Lamentavelmente, o que verificamos, no final de um século de tristes
experiências, é que os maiores casos de
corrupção tiveram lugar sob amparo das forças reacionárias.
Ao dizer isso, não nego que em tal administração possa haver
personagens corruptos que devem ser punidos. Digo que em nenhum caso
pode ser um pretexto para que se legitime a
desestabilização democrática. A magnificação de casos individuais de
corrupção através dos meios massivos de comunicação é um velho recurso
golpista, que conhecemos por tristes experiências.

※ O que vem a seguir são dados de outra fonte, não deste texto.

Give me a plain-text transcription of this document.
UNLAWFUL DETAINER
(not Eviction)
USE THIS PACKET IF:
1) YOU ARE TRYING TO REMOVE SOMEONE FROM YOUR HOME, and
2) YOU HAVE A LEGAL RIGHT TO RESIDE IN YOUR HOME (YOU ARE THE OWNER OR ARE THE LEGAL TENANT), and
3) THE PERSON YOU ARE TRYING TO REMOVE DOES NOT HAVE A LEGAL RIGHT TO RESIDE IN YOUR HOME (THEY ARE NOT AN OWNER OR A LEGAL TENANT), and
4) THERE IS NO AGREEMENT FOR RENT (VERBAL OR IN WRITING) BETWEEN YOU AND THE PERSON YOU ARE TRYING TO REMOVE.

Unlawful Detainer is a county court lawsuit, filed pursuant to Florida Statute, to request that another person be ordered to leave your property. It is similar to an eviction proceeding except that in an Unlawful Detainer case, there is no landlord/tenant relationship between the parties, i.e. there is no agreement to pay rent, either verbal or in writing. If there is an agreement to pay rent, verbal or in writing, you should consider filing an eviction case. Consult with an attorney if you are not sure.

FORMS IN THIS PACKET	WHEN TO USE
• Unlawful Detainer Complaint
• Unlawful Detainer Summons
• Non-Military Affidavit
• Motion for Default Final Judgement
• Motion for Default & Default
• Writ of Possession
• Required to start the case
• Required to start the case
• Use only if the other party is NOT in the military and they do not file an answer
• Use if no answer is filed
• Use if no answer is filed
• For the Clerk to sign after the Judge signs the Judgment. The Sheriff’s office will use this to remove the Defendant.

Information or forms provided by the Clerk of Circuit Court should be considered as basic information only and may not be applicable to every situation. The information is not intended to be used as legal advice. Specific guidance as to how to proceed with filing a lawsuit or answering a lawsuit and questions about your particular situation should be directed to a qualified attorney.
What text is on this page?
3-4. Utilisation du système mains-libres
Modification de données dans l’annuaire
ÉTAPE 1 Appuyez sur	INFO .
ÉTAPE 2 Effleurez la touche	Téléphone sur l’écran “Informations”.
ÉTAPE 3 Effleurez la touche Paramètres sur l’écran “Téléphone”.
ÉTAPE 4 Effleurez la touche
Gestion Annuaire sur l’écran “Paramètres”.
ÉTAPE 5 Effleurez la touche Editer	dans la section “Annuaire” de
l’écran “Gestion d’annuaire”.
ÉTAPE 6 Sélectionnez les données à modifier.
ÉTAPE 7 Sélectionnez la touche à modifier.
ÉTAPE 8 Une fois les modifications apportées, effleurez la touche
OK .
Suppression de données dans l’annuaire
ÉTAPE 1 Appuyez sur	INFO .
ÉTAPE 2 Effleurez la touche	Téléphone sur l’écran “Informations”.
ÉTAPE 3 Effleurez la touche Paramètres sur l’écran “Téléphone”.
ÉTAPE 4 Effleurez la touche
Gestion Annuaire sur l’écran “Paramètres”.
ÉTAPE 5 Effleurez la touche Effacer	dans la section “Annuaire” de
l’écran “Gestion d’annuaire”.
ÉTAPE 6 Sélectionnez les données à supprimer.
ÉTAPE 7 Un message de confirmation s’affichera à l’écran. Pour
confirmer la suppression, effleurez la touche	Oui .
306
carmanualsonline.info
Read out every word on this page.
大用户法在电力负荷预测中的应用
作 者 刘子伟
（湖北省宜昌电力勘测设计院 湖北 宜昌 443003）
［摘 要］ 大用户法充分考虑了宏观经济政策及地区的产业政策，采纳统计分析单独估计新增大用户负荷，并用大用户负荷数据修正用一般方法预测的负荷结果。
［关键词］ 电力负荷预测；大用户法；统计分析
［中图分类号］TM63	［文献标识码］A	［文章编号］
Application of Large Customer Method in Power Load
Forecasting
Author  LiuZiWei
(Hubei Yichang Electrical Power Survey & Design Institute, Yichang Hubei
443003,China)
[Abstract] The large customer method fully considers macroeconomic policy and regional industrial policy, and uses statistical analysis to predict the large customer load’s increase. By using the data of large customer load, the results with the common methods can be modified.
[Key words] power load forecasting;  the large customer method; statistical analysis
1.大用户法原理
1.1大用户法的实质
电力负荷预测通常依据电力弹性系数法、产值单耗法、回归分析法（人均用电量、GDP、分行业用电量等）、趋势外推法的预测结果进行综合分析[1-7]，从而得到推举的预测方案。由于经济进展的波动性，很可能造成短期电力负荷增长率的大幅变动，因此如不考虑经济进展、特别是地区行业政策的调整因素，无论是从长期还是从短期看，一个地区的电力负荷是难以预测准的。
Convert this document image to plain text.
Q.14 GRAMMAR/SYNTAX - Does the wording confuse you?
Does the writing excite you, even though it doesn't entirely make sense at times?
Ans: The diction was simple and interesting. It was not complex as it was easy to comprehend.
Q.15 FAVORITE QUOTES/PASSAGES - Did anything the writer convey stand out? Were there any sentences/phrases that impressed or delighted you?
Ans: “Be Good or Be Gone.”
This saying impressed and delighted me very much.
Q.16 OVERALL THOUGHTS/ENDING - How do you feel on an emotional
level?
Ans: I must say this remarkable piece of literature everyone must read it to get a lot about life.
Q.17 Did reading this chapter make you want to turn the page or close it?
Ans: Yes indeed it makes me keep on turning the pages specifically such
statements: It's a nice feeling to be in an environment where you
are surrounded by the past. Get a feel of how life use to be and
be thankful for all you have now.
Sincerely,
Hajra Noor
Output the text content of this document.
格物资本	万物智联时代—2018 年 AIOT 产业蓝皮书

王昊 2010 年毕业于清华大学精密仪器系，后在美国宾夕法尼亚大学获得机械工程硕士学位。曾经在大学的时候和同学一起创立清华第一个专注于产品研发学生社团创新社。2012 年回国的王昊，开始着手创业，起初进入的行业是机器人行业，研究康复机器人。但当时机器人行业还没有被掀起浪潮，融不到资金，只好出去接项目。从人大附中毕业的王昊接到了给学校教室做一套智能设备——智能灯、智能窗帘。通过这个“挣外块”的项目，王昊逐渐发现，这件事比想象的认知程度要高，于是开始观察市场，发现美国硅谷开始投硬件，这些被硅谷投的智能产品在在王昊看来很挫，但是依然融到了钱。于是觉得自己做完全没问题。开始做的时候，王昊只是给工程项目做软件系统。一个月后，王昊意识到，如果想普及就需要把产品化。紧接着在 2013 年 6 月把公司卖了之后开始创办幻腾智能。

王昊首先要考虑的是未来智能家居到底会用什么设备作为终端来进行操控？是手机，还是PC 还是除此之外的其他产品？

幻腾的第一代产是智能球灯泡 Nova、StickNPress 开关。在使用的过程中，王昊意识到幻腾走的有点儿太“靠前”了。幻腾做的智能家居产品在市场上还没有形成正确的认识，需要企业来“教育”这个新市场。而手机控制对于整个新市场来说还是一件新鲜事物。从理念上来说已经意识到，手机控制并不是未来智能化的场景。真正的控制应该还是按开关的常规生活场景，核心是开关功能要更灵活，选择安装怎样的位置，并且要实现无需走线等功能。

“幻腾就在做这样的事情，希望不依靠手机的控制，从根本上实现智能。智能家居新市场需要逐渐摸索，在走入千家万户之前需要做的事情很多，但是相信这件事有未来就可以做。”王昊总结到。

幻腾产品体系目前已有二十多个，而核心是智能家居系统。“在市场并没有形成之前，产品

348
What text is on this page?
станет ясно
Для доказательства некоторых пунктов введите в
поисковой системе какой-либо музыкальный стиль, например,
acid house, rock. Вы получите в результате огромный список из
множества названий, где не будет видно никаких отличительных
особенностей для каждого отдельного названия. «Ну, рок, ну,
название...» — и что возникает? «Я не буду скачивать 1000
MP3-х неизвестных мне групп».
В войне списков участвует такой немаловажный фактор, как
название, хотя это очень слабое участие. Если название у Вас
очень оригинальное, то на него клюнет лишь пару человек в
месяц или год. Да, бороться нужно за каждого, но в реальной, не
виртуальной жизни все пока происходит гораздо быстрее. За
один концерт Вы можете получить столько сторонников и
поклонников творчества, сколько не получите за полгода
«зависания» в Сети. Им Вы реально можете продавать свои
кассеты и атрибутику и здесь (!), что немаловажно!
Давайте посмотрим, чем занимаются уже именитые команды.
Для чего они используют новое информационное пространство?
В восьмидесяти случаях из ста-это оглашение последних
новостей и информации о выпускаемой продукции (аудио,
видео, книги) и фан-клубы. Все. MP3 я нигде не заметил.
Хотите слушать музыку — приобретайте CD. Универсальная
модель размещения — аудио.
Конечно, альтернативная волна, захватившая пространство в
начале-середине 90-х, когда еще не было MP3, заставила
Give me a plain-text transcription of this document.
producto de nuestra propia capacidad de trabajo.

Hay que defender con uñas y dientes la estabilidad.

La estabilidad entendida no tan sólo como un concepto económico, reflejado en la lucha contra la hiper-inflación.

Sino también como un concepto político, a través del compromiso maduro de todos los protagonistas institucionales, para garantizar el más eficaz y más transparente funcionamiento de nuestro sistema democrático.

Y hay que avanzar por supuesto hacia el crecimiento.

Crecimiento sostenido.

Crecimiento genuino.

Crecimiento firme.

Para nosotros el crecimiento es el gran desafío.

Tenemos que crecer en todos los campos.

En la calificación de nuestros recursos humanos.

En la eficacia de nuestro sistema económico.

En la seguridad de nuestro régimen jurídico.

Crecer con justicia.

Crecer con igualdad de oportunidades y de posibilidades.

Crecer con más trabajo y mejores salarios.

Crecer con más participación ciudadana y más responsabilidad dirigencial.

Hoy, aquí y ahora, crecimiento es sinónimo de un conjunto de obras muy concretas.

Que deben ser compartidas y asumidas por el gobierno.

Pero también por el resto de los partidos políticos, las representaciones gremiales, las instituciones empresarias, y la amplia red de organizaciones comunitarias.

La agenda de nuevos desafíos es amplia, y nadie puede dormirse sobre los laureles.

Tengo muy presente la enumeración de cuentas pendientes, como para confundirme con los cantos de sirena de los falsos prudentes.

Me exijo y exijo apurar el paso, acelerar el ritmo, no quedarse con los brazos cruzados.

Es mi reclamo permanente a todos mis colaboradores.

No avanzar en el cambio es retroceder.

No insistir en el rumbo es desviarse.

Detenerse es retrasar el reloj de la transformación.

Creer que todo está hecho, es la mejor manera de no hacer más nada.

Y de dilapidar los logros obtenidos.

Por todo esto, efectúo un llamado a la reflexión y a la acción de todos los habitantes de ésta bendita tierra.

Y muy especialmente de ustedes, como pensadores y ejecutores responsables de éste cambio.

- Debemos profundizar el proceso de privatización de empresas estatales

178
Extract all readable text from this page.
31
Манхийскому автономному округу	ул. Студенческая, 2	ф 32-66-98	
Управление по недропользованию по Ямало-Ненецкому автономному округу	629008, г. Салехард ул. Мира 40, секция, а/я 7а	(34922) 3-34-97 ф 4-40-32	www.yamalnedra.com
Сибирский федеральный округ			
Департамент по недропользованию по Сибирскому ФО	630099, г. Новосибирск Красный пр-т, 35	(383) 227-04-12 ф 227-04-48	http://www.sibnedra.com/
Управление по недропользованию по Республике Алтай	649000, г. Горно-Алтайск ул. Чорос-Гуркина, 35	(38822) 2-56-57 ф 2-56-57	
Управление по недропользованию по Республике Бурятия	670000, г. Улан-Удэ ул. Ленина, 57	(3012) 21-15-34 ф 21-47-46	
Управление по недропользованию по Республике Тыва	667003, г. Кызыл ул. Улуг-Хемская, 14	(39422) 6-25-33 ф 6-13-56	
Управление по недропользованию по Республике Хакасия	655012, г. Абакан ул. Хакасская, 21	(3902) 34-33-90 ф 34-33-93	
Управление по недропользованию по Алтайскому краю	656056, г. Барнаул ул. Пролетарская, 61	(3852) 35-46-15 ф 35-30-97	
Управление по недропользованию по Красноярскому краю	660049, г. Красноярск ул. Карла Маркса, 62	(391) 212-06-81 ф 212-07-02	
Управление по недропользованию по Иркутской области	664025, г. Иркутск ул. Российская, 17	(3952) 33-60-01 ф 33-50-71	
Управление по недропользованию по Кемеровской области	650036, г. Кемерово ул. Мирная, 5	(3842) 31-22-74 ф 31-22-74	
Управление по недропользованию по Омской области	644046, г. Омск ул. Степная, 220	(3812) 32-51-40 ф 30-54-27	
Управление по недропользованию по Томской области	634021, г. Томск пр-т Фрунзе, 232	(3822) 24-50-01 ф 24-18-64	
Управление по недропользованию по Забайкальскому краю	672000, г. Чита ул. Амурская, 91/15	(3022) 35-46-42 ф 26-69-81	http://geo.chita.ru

Em definitivo, não é mais que o uso de formas estruturais de corrupção
para desarmar o potencial produtivo e as relações econômicas das nossas
sociedades.

 
 
– No Brasil, juiz federal Sérgio Moro, responsável pela Operação Lava Jato, pretende alterar o Código Penal, para colocar na prisão os réus condenados em 1ª Instância, independentemente dos recursos para instâncias superiores, ou seja, é quase um tribunal de exceção.

 
 
– Na América
Latina, mais de 60% da população carcerária chegou à prisão sem ser
condenado em nenhuma instância. Ou seja, estão presos só como medida
cautelar, em forma de prisão preventiva. É uma realidade que já
é estrutural, se arrastra ao longo de anos e que implica numa inversão
do sistema penal. Primeiro alguém é detido, depois é condenado, a pena
vem antes da condenação.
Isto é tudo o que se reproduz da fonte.